In2It App

View these docs here if you like pretty colors.

Setup

Get the Code

Clone the ClipboardApp repository into your preferred directory with Git Bash on Windows or a normal terminal otherwise: git clone https://github.com/ClipboardProject/ClipboardApp.git

Install Docker

For Windows Home, download from here. Documentation is here.
For Windows Professional or Enterprise, download from here. Documentation is here.
For Mac, download from here. Documentation is here.
For Linux, download from your package manager. Documentation is here (Other distros have links on the left side of the page).
Make sure you follow any OS and distro-specific instructions for setting up Docker. It may be helpful to go through the getting started guide here.

Extra Installation Steps for Linux

These steps are for Ubuntu. Arch Linux has Docker available in pacman without any manual steps required. Other distros may require different steps.

If you're new to Docker or you're recovering from a failed installation attempt, it's best to start by uninstalling older versions of Docker: sudo apt-get remove docker docker-engine docker.io

Run: sudo apt-get update
Install the following packages:
sudo apt-get install apt-transport-https
sudo apt-get install ca-certificates
sudo apt-get install curl
sudo apt-get install software-properties-common
These allow apt to use a repository over HTTPS

Add Docker's official GNU Privacy Guard (GPG) key
curl -fsSL https://download.docker.com/linux/ubuntu/gpg | sudo apt-key add -
This should print, "OK" to the terminal.

Run: sudo apt-key fingerprint 0EBFCD88
Verify that the Key Fingerprint line shows: 9DC8 5822 9FC7 DD38 854A E2D8 8D81 803C 0EBF CD88

Set up the stable Docker repository:
sudo add-apt-repository \ "deb [arch=amd64] https://download.docker.com/linux/ubuntu \ $(lsb_release -cs) \ stable" Run: sudo apt-get update again.
Install the latest version of Docker CE: sudo apt-get install docker-ce

If there were problems during the installation, try removing docker and starting over.
sudo apt-get purge docker-ce
sudo rm -rf /var/lib/docker

Run: sudo curl -L https://github.com/docker/compose/releases/download/1.21.2/docker-compose-$(uname -s)-$(uname -m) -o /usr/local/bin/docker-compose

Add executable permissions to the docker-compose binary: sudo chmod +x /usr/local/bin/docker-compose

Run docker-compose --version to verify it installed correctly. It should show a version and build number similar to: "docker-compose version 1.21.2, build 1719ceb"

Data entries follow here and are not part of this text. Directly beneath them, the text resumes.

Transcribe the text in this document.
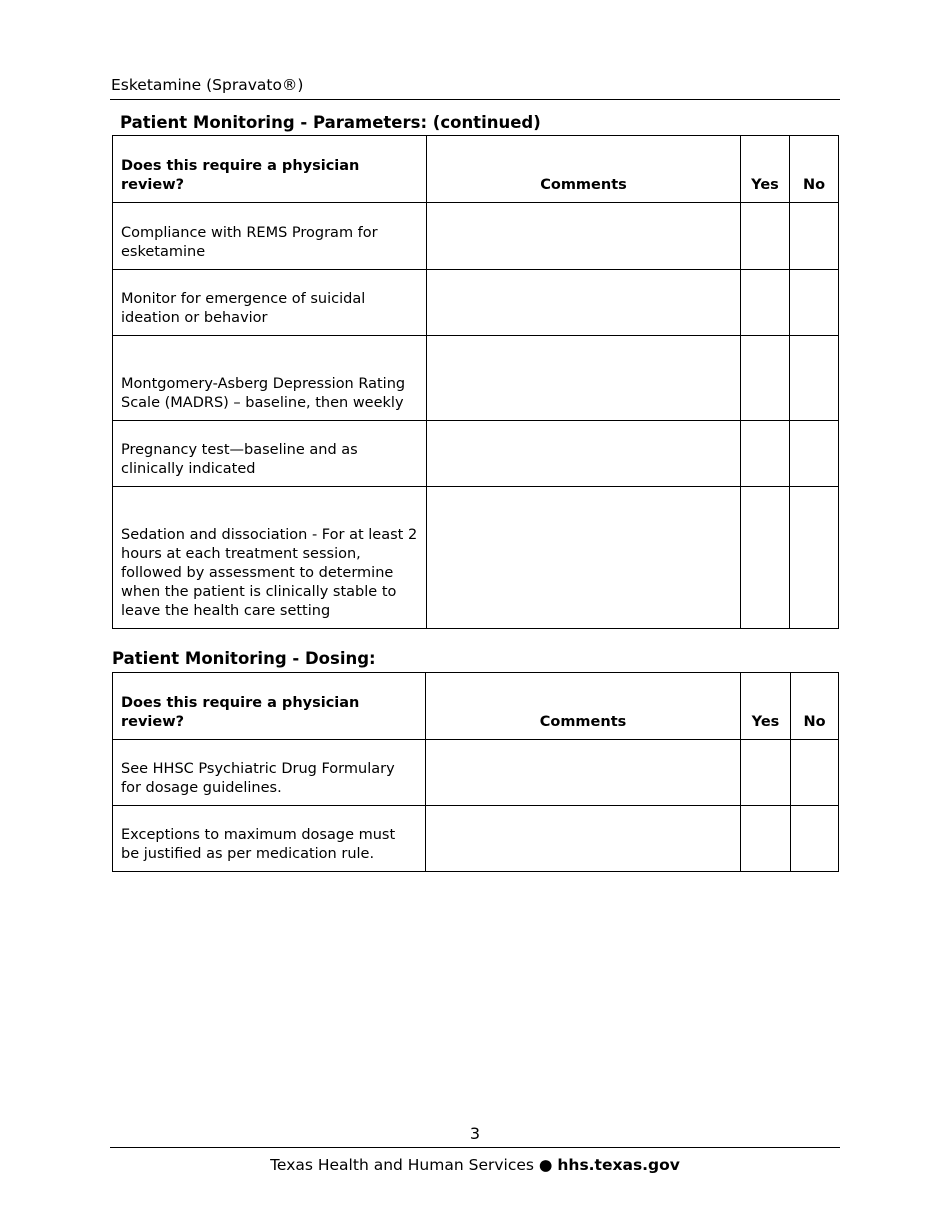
Esketamine (Spravato®)
Patient Monitoring - Parameters: (continued)
Does this require a physician review?	Comments	Yes	No
Compliance with REMS Program for esketamine			
Monitor for emergence of suicidal ideation or behavior			
Montgomery-Asberg Depression Rating Scale (MADRS) – baseline, then weekly			
Pregnancy test—baseline and as clinically indicated			
Sedation and dissociation - For at least 2 hours at each treatment session, followed by assessment to determine when the patient is clinically stable to leave the health care setting			
Patient Monitoring - Dosing:
Does this require a physician review?	Comments	Yes	No
See HHSC Psychiatric Drug Formulary for dosage guidelines.			
Exceptions to maximum dosage must be justified as per medication rule.			
3
Texas Health and Human Services ● hhs.texas.gov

If the docker-compose command doesn't work, add the following line to your ~/.bashrc file
export PATH="/usr/bin/docker-compose:$PATH"
Close and reopen your terminal(s) to apply the changes.

Extra Installation Steps for Windows

I was unable to get Kinematic to work on Docker Toolbox, so I would recommend skipping that. Make sure virtualization is enabled in the BIOS. If you need to change virtualization settings, do a full reboot cycle, otherwise Windows may not report that the settings have changed. If you're running Windows 10 Professional, you'll need to make sure Hyper-V is enabled in the "Turn Windows Features On or Off" dialog. If you're using Docker Toolbox on Windows Home edition, you'll want to start the VirtualBox instance manually before starting Docker every time or Docker will complain about not having an IP address.

Setting Up Docker

If you are using Linux, all of the subsequent Docker commands in this guide might have to be run with sudo. If you would like to be able to use Docker without sudo, look through the answers here. If you're using Docker Toolbox on Windows Home, all subsequent statements that mention localhost should be replaced with 192.168.99.100. This is because the Docker engine can't bind to localhost when using Docker Toolbox.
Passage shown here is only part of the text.